BAGHDAD (Reuters) - Islamic State claimed responsibility for an attack in a crowded Baghdad market on Thursday, killing at least 32 people in Iraq’s first big suicide bombing for three years, authorities said, describing it as a possible sign of the reactivation of Islamic State.
Islamic State claimed early on Friday that two of its men blew themselves up in Tayaran Square in the centre of Baghdad, according to a statement posted on the group’s Telegram communications channel.
Reuters journalists arriving after the blasts saw pools of blood and discarded shoes at the site, a clothing market in Tayaran Square in the centre of the city. Health authorities said at least 110 people had been wounded.
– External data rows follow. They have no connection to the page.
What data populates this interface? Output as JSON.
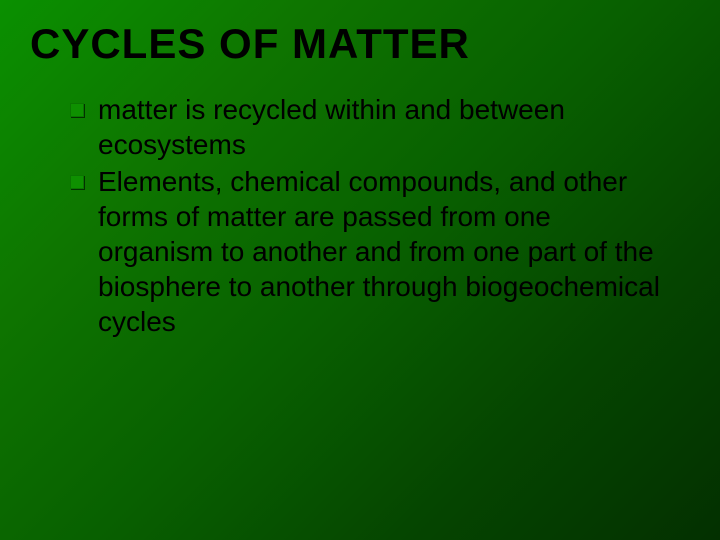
{
  "slide": {
    "title": "CYCLES OF MATTER",
    "bullets": [
      "matter is recycled within and between ecosystems",
      "Elements, chemical compounds, and other forms of matter are passed from one organism to another and from one part of the biosphere to another through biogeochemical cycles"
    ],
    "styling": {
      "background_gradient_start": "#0a9000",
      "background_gradient_end": "#033000",
      "title_color": "#000000",
      "title_fontsize": 42,
      "title_fontweight": 900,
      "body_color": "#000000",
      "body_fontsize": 28,
      "bullet_marker_color": "#0e9000",
      "bullet_marker_shadow": "#033000",
      "font_family": "Arial"
    }
  }
}
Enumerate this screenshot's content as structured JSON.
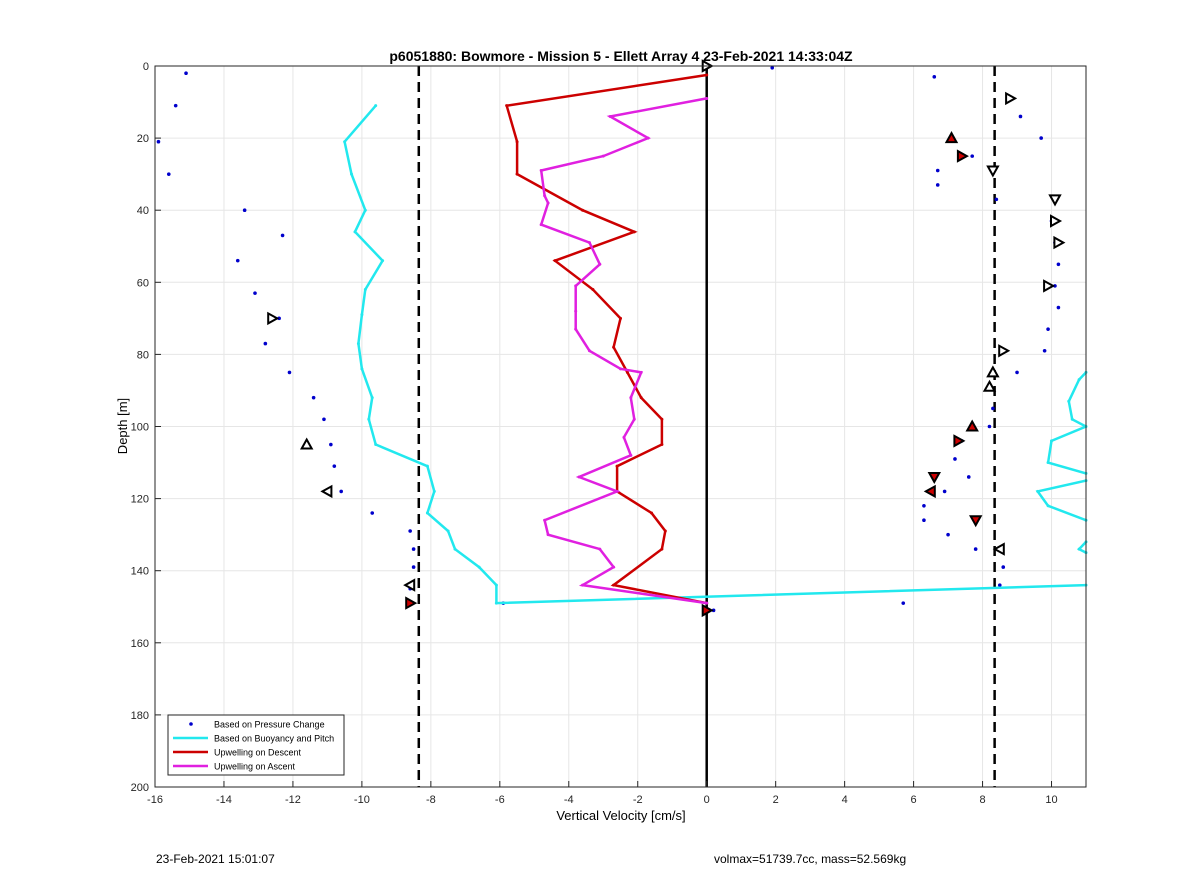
{
  "footer": {
    "timestamp": "23-Feb-2021 15:01:07",
    "info": "volmax=51739.7cc, mass=52.569kg"
  },
  "chart_data": {
    "type": "line",
    "title": "p6051880: Bowmore - Mission 5 - Ellett Array 4 23-Feb-2021 14:33:04Z",
    "xlabel": "Vertical Velocity [cm/s]",
    "ylabel": "Depth [m]",
    "xlim": [
      -16,
      11
    ],
    "ylim": [
      200,
      0
    ],
    "y_reversed": true,
    "grid": true,
    "xticks": [
      -16,
      -14,
      -12,
      -10,
      -8,
      -6,
      -4,
      -2,
      0,
      2,
      4,
      6,
      8,
      10
    ],
    "yticks": [
      0,
      20,
      40,
      60,
      80,
      100,
      120,
      140,
      160,
      180,
      200
    ],
    "legend_position": "bottom-left",
    "legend": [
      {
        "label": "Based on Pressure Change",
        "color": "#0000cc",
        "style": "dot"
      },
      {
        "label": "Based on Buoyancy and Pitch",
        "color": "#22e8ee",
        "style": "line"
      },
      {
        "label": "Upwelling on Descent",
        "color": "#cc0000",
        "style": "line"
      },
      {
        "label": "Upwelling on Ascent",
        "color": "#e020e0",
        "style": "line"
      }
    ],
    "vlines": [
      {
        "x": -8.35,
        "style": "dashed",
        "color": "#000000"
      },
      {
        "x": 0,
        "style": "solid",
        "color": "#000000"
      },
      {
        "x": 8.35,
        "style": "dashed",
        "color": "#000000"
      }
    ],
    "series": [
      {
        "style": "dot",
        "color": "#0000cc",
        "points": [
          [
            -15.1,
            2
          ],
          [
            -15.4,
            11
          ],
          [
            -15.9,
            21
          ],
          [
            -15.6,
            30
          ],
          [
            -13.4,
            40
          ],
          [
            -12.3,
            47
          ],
          [
            -13.6,
            54
          ],
          [
            -13.1,
            63
          ],
          [
            -12.4,
            70
          ],
          [
            -12.8,
            77
          ],
          [
            -12.1,
            85
          ],
          [
            -11.4,
            92
          ],
          [
            -11.1,
            98
          ],
          [
            -10.9,
            105
          ],
          [
            -10.8,
            111
          ],
          [
            -10.6,
            118
          ],
          [
            -9.7,
            124
          ],
          [
            -8.6,
            129
          ],
          [
            -8.5,
            134
          ],
          [
            -8.5,
            139
          ],
          [
            -8.6,
            145
          ],
          [
            -8.6,
            149
          ],
          [
            -5.9,
            149
          ],
          [
            0.2,
            151
          ],
          [
            1.9,
            0.5
          ],
          [
            6.6,
            3
          ],
          [
            9.1,
            14
          ],
          [
            9.7,
            20
          ],
          [
            7.7,
            25
          ],
          [
            6.7,
            29
          ],
          [
            6.7,
            33
          ],
          [
            8.4,
            37
          ],
          [
            10.0,
            43
          ],
          [
            10.1,
            49
          ],
          [
            10.2,
            55
          ],
          [
            10.1,
            61
          ],
          [
            10.2,
            67
          ],
          [
            9.9,
            73
          ],
          [
            9.8,
            79
          ],
          [
            9.0,
            85
          ],
          [
            8.3,
            95
          ],
          [
            8.2,
            100
          ],
          [
            7.4,
            104
          ],
          [
            7.2,
            109
          ],
          [
            7.6,
            114
          ],
          [
            6.9,
            118
          ],
          [
            6.3,
            122
          ],
          [
            6.3,
            126
          ],
          [
            7.0,
            130
          ],
          [
            7.8,
            134
          ],
          [
            8.6,
            139
          ],
          [
            8.5,
            144
          ],
          [
            5.7,
            149
          ]
        ]
      },
      {
        "name": "Based on Buoyancy and Pitch",
        "color": "#22e8ee",
        "points": [
          [
            -9.6,
            11
          ],
          [
            -10.5,
            21
          ],
          [
            -10.3,
            30
          ],
          [
            -9.9,
            40
          ],
          [
            -10.2,
            46
          ],
          [
            -9.4,
            54
          ],
          [
            -9.9,
            62
          ],
          [
            -10.0,
            69
          ],
          [
            -10.1,
            77
          ],
          [
            -10.0,
            84
          ],
          [
            -9.7,
            92
          ],
          [
            -9.8,
            98
          ],
          [
            -9.6,
            105
          ],
          [
            -8.1,
            111
          ],
          [
            -7.9,
            118
          ],
          [
            -8.1,
            124
          ],
          [
            -7.5,
            129
          ],
          [
            -7.3,
            134
          ],
          [
            -6.6,
            139
          ],
          [
            -6.1,
            144
          ],
          [
            -6.1,
            149
          ],
          [
            11.0,
            144
          ]
        ]
      },
      {
        "name": "Based on Buoyancy and Pitch (right segment)",
        "color": "#22e8ee",
        "points": [
          [
            11.0,
            85
          ],
          [
            10.8,
            87
          ],
          [
            10.5,
            93
          ],
          [
            10.6,
            98
          ],
          [
            11.0,
            100
          ],
          [
            10.0,
            104
          ],
          [
            9.9,
            110
          ],
          [
            11.0,
            113
          ]
        ]
      },
      {
        "name": "Based on Buoyancy and Pitch (right segment 2)",
        "color": "#22e8ee",
        "points": [
          [
            11.0,
            115
          ],
          [
            9.6,
            118
          ],
          [
            9.9,
            122
          ],
          [
            11.0,
            126
          ]
        ]
      },
      {
        "name": "Based on Buoyancy and Pitch (right segment 3)",
        "color": "#22e8ee",
        "points": [
          [
            11.0,
            132
          ],
          [
            10.8,
            134
          ],
          [
            11.0,
            135
          ]
        ]
      },
      {
        "name": "Upwelling on Descent",
        "color": "#cc0000",
        "points": [
          [
            0.0,
            2.5
          ],
          [
            -5.8,
            11
          ],
          [
            -5.5,
            21
          ],
          [
            -5.5,
            30
          ],
          [
            -3.6,
            40
          ],
          [
            -2.1,
            46
          ],
          [
            -4.4,
            54
          ],
          [
            -3.3,
            62
          ],
          [
            -2.5,
            70
          ],
          [
            -2.7,
            78
          ],
          [
            -2.3,
            85
          ],
          [
            -1.9,
            92
          ],
          [
            -1.3,
            98
          ],
          [
            -1.3,
            105
          ],
          [
            -2.6,
            111
          ],
          [
            -2.6,
            118
          ],
          [
            -1.6,
            124
          ],
          [
            -1.2,
            129
          ],
          [
            -1.3,
            134
          ],
          [
            -2.7,
            144
          ],
          [
            0.0,
            149
          ]
        ]
      },
      {
        "name": "Upwelling on Ascent",
        "color": "#e020e0",
        "points": [
          [
            0.0,
            9
          ],
          [
            -2.8,
            14
          ],
          [
            -1.7,
            20
          ],
          [
            -3.0,
            25
          ],
          [
            -4.8,
            29
          ],
          [
            -4.7,
            36
          ],
          [
            -4.6,
            38
          ],
          [
            -4.8,
            44
          ],
          [
            -3.4,
            49
          ],
          [
            -3.1,
            55
          ],
          [
            -3.8,
            61
          ],
          [
            -3.8,
            68
          ],
          [
            -3.8,
            73
          ],
          [
            -3.4,
            79
          ],
          [
            -2.5,
            84
          ],
          [
            -1.9,
            85
          ],
          [
            -2.2,
            92
          ],
          [
            -2.1,
            98
          ],
          [
            -2.4,
            103
          ],
          [
            -2.2,
            108
          ],
          [
            -3.7,
            114
          ],
          [
            -2.6,
            118
          ],
          [
            -4.7,
            126
          ],
          [
            -4.6,
            130
          ],
          [
            -3.1,
            134
          ],
          [
            -2.7,
            139
          ],
          [
            -3.6,
            144
          ],
          [
            0.0,
            149
          ]
        ]
      }
    ],
    "markers": [
      {
        "x": 0.0,
        "y": 0,
        "shape": "right",
        "fill": "none"
      },
      {
        "x": 8.8,
        "y": 9,
        "shape": "right",
        "fill": "none"
      },
      {
        "x": 7.1,
        "y": 20,
        "shape": "up",
        "fill": "red"
      },
      {
        "x": 7.4,
        "y": 25,
        "shape": "right",
        "fill": "red"
      },
      {
        "x": 8.3,
        "y": 29,
        "shape": "down",
        "fill": "none"
      },
      {
        "x": 10.1,
        "y": 37,
        "shape": "down",
        "fill": "none"
      },
      {
        "x": 10.1,
        "y": 43,
        "shape": "right",
        "fill": "none"
      },
      {
        "x": 10.2,
        "y": 49,
        "shape": "right",
        "fill": "none"
      },
      {
        "x": 9.9,
        "y": 61,
        "shape": "right",
        "fill": "none"
      },
      {
        "x": -12.6,
        "y": 70,
        "shape": "right",
        "fill": "none"
      },
      {
        "x": 8.6,
        "y": 79,
        "shape": "right",
        "fill": "none"
      },
      {
        "x": 8.3,
        "y": 85,
        "shape": "up",
        "fill": "none"
      },
      {
        "x": 8.2,
        "y": 89,
        "shape": "up",
        "fill": "none"
      },
      {
        "x": 7.7,
        "y": 100,
        "shape": "up",
        "fill": "red"
      },
      {
        "x": 7.3,
        "y": 104,
        "shape": "right",
        "fill": "red"
      },
      {
        "x": -11.6,
        "y": 105,
        "shape": "up",
        "fill": "none"
      },
      {
        "x": 6.6,
        "y": 114,
        "shape": "down",
        "fill": "red"
      },
      {
        "x": 6.5,
        "y": 118,
        "shape": "left",
        "fill": "red"
      },
      {
        "x": -11.0,
        "y": 118,
        "shape": "left",
        "fill": "none"
      },
      {
        "x": 7.8,
        "y": 126,
        "shape": "down",
        "fill": "red"
      },
      {
        "x": 8.5,
        "y": 134,
        "shape": "left",
        "fill": "none"
      },
      {
        "x": -8.6,
        "y": 144,
        "shape": "left",
        "fill": "none"
      },
      {
        "x": -8.6,
        "y": 149,
        "shape": "right",
        "fill": "red"
      },
      {
        "x": 0.0,
        "y": 151,
        "shape": "right",
        "fill": "red"
      }
    ]
  }
}
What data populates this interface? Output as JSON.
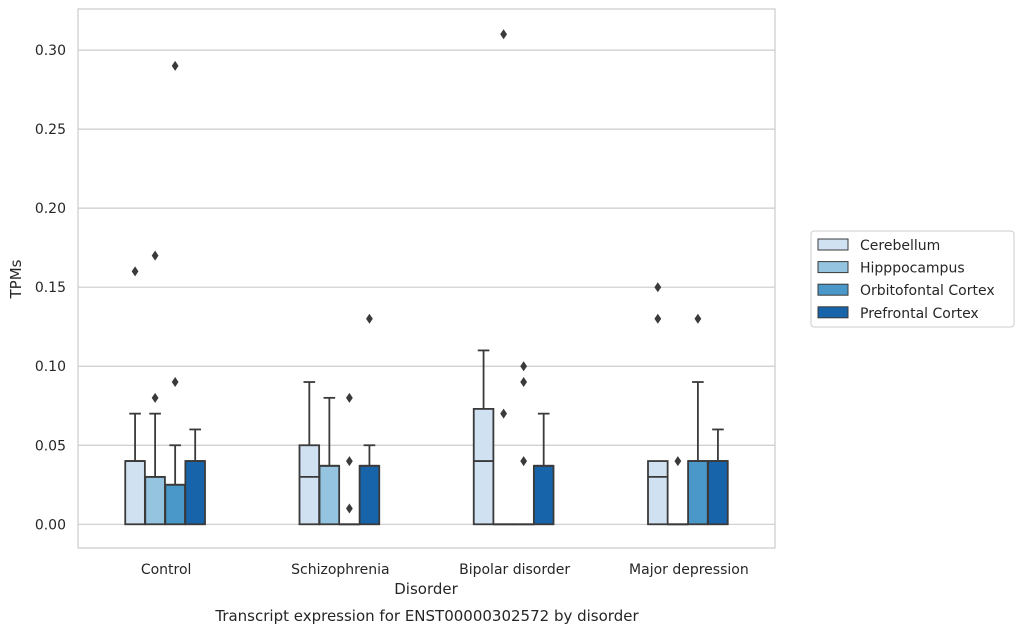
{
  "caption": "Transcript expression for ENST00000302572 by disorder",
  "chart_data": {
    "type": "box",
    "xlabel": "Disorder",
    "ylabel": "TPMs",
    "ylim": [
      -0.015,
      0.326
    ],
    "yticks": [
      0.0,
      0.05,
      0.1,
      0.15,
      0.2,
      0.25,
      0.3
    ],
    "ytick_labels": [
      "0.00",
      "0.05",
      "0.10",
      "0.15",
      "0.20",
      "0.25",
      "0.30"
    ],
    "grid": "horizontal",
    "legend_position": "right",
    "categories": [
      "Control",
      "Schizophrenia",
      "Bipolar disorder",
      "Major depression"
    ],
    "series": [
      {
        "name": "Cerebellum",
        "color": "#d0e1f2",
        "boxes": [
          {
            "q1": 0.0,
            "median": 0.04,
            "q3": 0.04,
            "whisker_low": 0.0,
            "whisker_high": 0.07,
            "outliers": [
              0.16
            ]
          },
          {
            "q1": 0.0,
            "median": 0.03,
            "q3": 0.05,
            "whisker_low": 0.0,
            "whisker_high": 0.09,
            "outliers": []
          },
          {
            "q1": 0.0,
            "median": 0.04,
            "q3": 0.073,
            "whisker_low": 0.0,
            "whisker_high": 0.11,
            "outliers": []
          },
          {
            "q1": 0.0,
            "median": 0.03,
            "q3": 0.04,
            "whisker_low": 0.0,
            "whisker_high": 0.04,
            "outliers": [
              0.13,
              0.15
            ]
          }
        ]
      },
      {
        "name": "Hipppocampus",
        "color": "#94c4df",
        "boxes": [
          {
            "q1": 0.0,
            "median": 0.03,
            "q3": 0.03,
            "whisker_low": 0.0,
            "whisker_high": 0.07,
            "outliers": [
              0.08,
              0.17
            ]
          },
          {
            "q1": 0.0,
            "median": 0.037,
            "q3": 0.037,
            "whisker_low": 0.0,
            "whisker_high": 0.08,
            "outliers": []
          },
          {
            "q1": 0.0,
            "median": 0.0,
            "q3": 0.0,
            "whisker_low": 0.0,
            "whisker_high": 0.0,
            "outliers": [
              0.07,
              0.31
            ]
          },
          {
            "q1": 0.0,
            "median": 0.0,
            "q3": 0.0,
            "whisker_low": 0.0,
            "whisker_high": 0.0,
            "outliers": [
              0.04
            ]
          }
        ]
      },
      {
        "name": "Orbitofontal Cortex",
        "color": "#4a98c9",
        "boxes": [
          {
            "q1": 0.0,
            "median": 0.025,
            "q3": 0.025,
            "whisker_low": 0.0,
            "whisker_high": 0.05,
            "outliers": [
              0.09,
              0.29
            ]
          },
          {
            "q1": 0.0,
            "median": 0.0,
            "q3": 0.0,
            "whisker_low": 0.0,
            "whisker_high": 0.0,
            "outliers": [
              0.01,
              0.04,
              0.08
            ]
          },
          {
            "q1": 0.0,
            "median": 0.0,
            "q3": 0.0,
            "whisker_low": 0.0,
            "whisker_high": 0.0,
            "outliers": [
              0.04,
              0.09,
              0.1
            ]
          },
          {
            "q1": 0.0,
            "median": 0.04,
            "q3": 0.04,
            "whisker_low": 0.0,
            "whisker_high": 0.09,
            "outliers": [
              0.13
            ]
          }
        ]
      },
      {
        "name": "Prefrontal Cortex",
        "color": "#1764ab",
        "boxes": [
          {
            "q1": 0.0,
            "median": 0.04,
            "q3": 0.04,
            "whisker_low": 0.0,
            "whisker_high": 0.06,
            "outliers": []
          },
          {
            "q1": 0.0,
            "median": 0.037,
            "q3": 0.037,
            "whisker_low": 0.0,
            "whisker_high": 0.05,
            "outliers": [
              0.13
            ]
          },
          {
            "q1": 0.0,
            "median": 0.037,
            "q3": 0.037,
            "whisker_low": 0.0,
            "whisker_high": 0.07,
            "outliers": []
          },
          {
            "q1": 0.0,
            "median": 0.04,
            "q3": 0.04,
            "whisker_low": 0.0,
            "whisker_high": 0.06,
            "outliers": []
          }
        ]
      }
    ]
  }
}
“One (bomber) came, fell to the ground and started complaining ‘my stomach is hurting’ and he pressed the detonator in his hand. It exploded immediately. People were torn to pieces,” said a street vendor who did not give his name.
Suicide attacks, once an almost daily occurrence in the Iraqi capital, have halted in recent years since Islamic State fighters were defeated in 2017, part of an overall improvement in security that has brought normal life back to Baghdad.
“Daesh terrorist groups might be standing behind the attacks,” Civil Defence chief Major General Kadhim Salman told reporters, using an Arabic acronym for Islamic State.